I dropped the pickaxe, and without thinking, I flung my arms around him, forgetting that he was my ruler. A prince when I was just a bandit. He was alive. And then he was embracing me back. His arms felt thin and weak. But he was alive. When he let me go, Delila was there, tears streaking clean lines down her face blackened with dust, babbling incoherently. Rahim was behind her, looking at me like I’d just materialised from thin air, which I supposed I had, in a way. And there were others, too. So many other faces of rebels I knew well and prisoners I’d never seen before. And some missing faces, too.

I looked around for Navid, Imin’s husband, who had lost his love to the execution block. For Lubna, a rebel who had lost both her children to the Gallan and used to make the best fresh bread back at camp. For Shazad.

‘Where is she?’ I was afraid of the answer before I was even done asking.
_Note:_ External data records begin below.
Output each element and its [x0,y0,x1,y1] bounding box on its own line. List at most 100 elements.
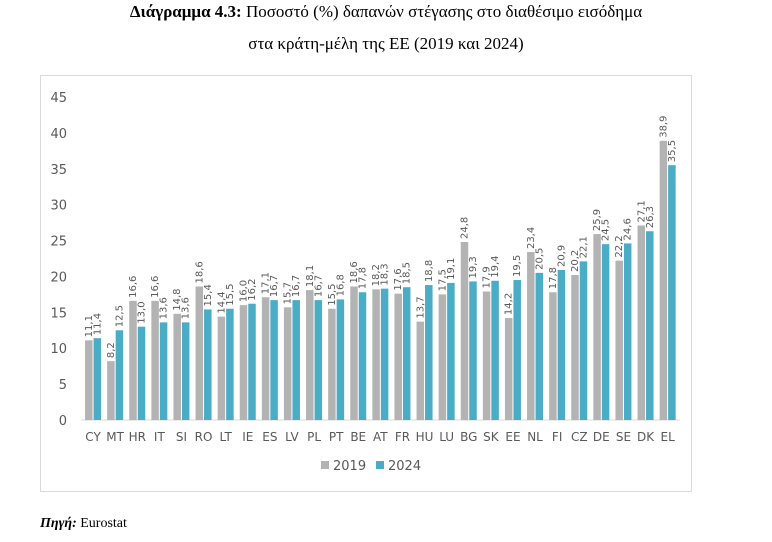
data-label: 16,7 [313,275,324,297]
bar-2024-PT [336,299,345,420]
y-tick-label: 40 [50,127,67,142]
bar-2024-LU [447,282,455,420]
data-label: 19,5 [512,255,523,277]
data-label: 14,8 [172,289,183,311]
x-tick-label: CY [85,430,101,444]
data-label: 14,2 [504,293,515,315]
data-label: 20,5 [534,248,545,270]
legend-label: 2019 [333,459,366,474]
data-label: 14,4 [216,291,227,313]
x-tick-label: IE [242,430,253,444]
legend-swatch-2024 [376,461,384,469]
data-label: 12,5 [114,305,125,327]
bar-2024-BE [358,292,367,420]
x-tick-label: BE [350,430,366,444]
data-label: 35,5 [667,140,678,162]
x-tick-label: SE [616,430,631,444]
data-label: 24,8 [460,217,471,239]
data-label: 22,1 [579,236,590,258]
bar-2024-EE [513,280,521,420]
bar-2024-IE [248,303,256,420]
x-tick-label: RO [195,430,213,444]
data-label: 19,3 [468,256,479,278]
x-tick-label: SI [176,430,187,444]
bar-2019-LU [438,294,447,420]
data-label: 20,2 [570,250,581,272]
data-label: 18,3 [380,263,391,285]
y-tick-label: 45 [50,91,67,106]
bar-2024-LV [292,300,300,420]
y-tick-label: 0 [59,414,67,429]
data-label: 18,1 [305,265,316,287]
data-label: 27,1 [636,200,647,222]
data-label: 16,8 [335,274,346,296]
data-label: 11,1 [84,315,95,337]
data-label: 38,9 [658,116,669,138]
x-tick-label: IT [154,430,166,444]
x-tick-label: PT [329,430,344,444]
chart-area: 0 5 10 15 20 25 30 35 40 45 CY 11,1 11,4 MT 8,2 12,5 HR 1… [40,75,692,492]
x-tick-label: FI [552,430,562,444]
x-tick-label: PL [307,430,321,444]
bar-2019-BE [350,286,358,420]
x-tick-label: DK [637,430,655,444]
x-tick-label: DE [593,430,610,444]
bar-2019-LV [283,307,292,420]
bar-2024-SE [623,243,632,420]
data-label: 17,5 [437,269,448,291]
bar-2024-ES [270,300,278,420]
bar-2019-CZ [571,275,579,420]
data-label: 18,6 [194,261,205,283]
bar-2019-FI [549,292,557,420]
bar-2024-NL [535,272,544,420]
bar-2019-SK [482,291,491,420]
data-label: 13,6 [181,297,192,319]
bar-2024-HR [137,326,146,420]
data-label: 24,6 [623,218,634,240]
y-tick-label: 10 [50,342,67,357]
y-tick-label: 25 [50,235,67,250]
bar-2024-SK [491,280,499,420]
bar-2024-AT [380,288,389,420]
bar-2019-IT [151,300,159,420]
bar-2024-HU [425,285,433,420]
x-tick-label: EE [505,430,520,444]
y-tick-label: 20 [50,270,67,285]
bar-2019-FR [394,293,402,420]
source-label: Πηγή: [40,516,77,531]
data-label: 25,9 [592,209,603,231]
legend-swatch-2019 [321,461,329,469]
bar-2019-DE [593,234,601,420]
bar-2024-CZ [579,261,588,420]
data-label: 18,2 [371,264,382,286]
bar-2019-ES [261,297,270,420]
x-tick-label: CZ [571,430,588,444]
chart-title-bold: Διάγραμμα 4.3: [129,2,242,21]
data-label: 24,5 [601,219,612,241]
data-label: 8,2 [106,342,117,358]
bar-2024-IT [159,322,168,420]
bar-2019-PT [328,308,336,420]
bar-2024-MT [115,330,124,420]
bar-2019-SI [173,313,181,420]
data-label: 13,0 [137,301,148,323]
source-note: Πηγή: Eurostat [40,516,127,532]
bar-2019-HR [129,300,137,420]
source-value: Eurostat [80,516,127,531]
data-label: 19,1 [446,258,457,280]
y-tick-label: 35 [50,163,67,178]
bar-2024-LT [226,308,234,420]
bar-2019-SE [615,260,623,420]
data-label: 17,8 [548,267,559,289]
data-label: 23,4 [526,227,537,249]
x-tick-label: NL [527,430,543,444]
bar-2019-EL [659,140,668,420]
data-label: 16,2 [247,278,258,300]
bar-2024-PL [314,300,323,420]
x-tick-label: EL [661,430,676,444]
bar-2019-RO [195,286,204,420]
bar-2024-RO [204,309,212,420]
data-label: 18,8 [424,260,435,282]
x-tick-label: MT [106,430,124,444]
data-label: 17,9 [482,266,493,288]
Ahmed’s face darkened, and I felt my stomach twist. He didn’t need to ask who I meant. ‘They sent her …’ He stopped, gathering his thoughts, even as my heart sped up. ‘There was a small earthquake, three days ago. A gap opened in the ground, a small fissure, barely big enough to slip through but just wide enough for a small girl. There are soldiers, camped outside here, on the mountain. They’re the ones who are giving orders to the Abdals, and who provide our rations. They threatened to withhold food until we told them what had happened inside the mountain. It was …’ he glanced anxiously at his sister. Delila was looking at her feet. ‘It was Delila who was meant to be gathering provisions that day. She had to tell them truth. They ordered the Abdals to send Delila down into the opening to investigate. But Shazad took her place. The Abdals lowered her down into the mountain. And then –’ my heart quickened – ‘the rope gave way. When they pulled it back up, it looked like it had been cut through by something. And Shazad …’ He hesitated. ‘She didn’t come back up.’